I think what you're seeing is the difference between the Intel Math Kernel Library (MKL) that's being used by Matlab and whatever LAPACK implementation you have on your system (ATLAS, maybe?) that scipy is linked against. You can see how much faster the MKL is in these benchmarks.
I imagine that you would get much better performance if you could rebuild Scipy against the Intel MKL libraries. If you're using Windows, pre-built copies can be downloaded from here, or you might consider using something like the Enthought Python Distribution.
I do get a difference in timings, but not as drastic as yours. My MATLAB (R2010b) timing was ~25 seconds and python (2.7) timing was ~60 seconds.
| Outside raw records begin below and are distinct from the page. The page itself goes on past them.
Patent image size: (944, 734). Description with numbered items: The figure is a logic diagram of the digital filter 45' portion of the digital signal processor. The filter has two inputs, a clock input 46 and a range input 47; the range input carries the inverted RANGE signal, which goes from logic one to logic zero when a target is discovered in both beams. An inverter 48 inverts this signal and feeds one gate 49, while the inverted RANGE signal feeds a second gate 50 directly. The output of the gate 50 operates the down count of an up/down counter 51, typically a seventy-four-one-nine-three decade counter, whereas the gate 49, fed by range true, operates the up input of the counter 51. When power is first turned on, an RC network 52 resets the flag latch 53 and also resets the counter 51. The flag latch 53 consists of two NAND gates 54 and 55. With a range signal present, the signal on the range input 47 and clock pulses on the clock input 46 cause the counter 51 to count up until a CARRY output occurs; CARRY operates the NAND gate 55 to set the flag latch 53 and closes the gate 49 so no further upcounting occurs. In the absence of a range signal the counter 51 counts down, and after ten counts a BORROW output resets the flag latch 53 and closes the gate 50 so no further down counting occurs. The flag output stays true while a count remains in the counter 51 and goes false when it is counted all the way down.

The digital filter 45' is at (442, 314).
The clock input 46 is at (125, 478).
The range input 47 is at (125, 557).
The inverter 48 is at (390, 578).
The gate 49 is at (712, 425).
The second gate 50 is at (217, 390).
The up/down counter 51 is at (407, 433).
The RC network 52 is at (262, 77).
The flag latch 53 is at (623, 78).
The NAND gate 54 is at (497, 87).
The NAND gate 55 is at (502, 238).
I'm not really surprised by these numbers as MATLAB is solely a numerical and matrix manipulation language, and it has the advantage of its JIT accelerator over python, which is a general purpose language. Generally, the differences between MATLAB and python+numpy are quite small, but become apparent when the matrix size is large, as in your case.
That doesn't mean there aren't ways to improve python's performance. The PerformancePython article on scipy's website gives a good introduction to the different ways in which you can improve the performance of python.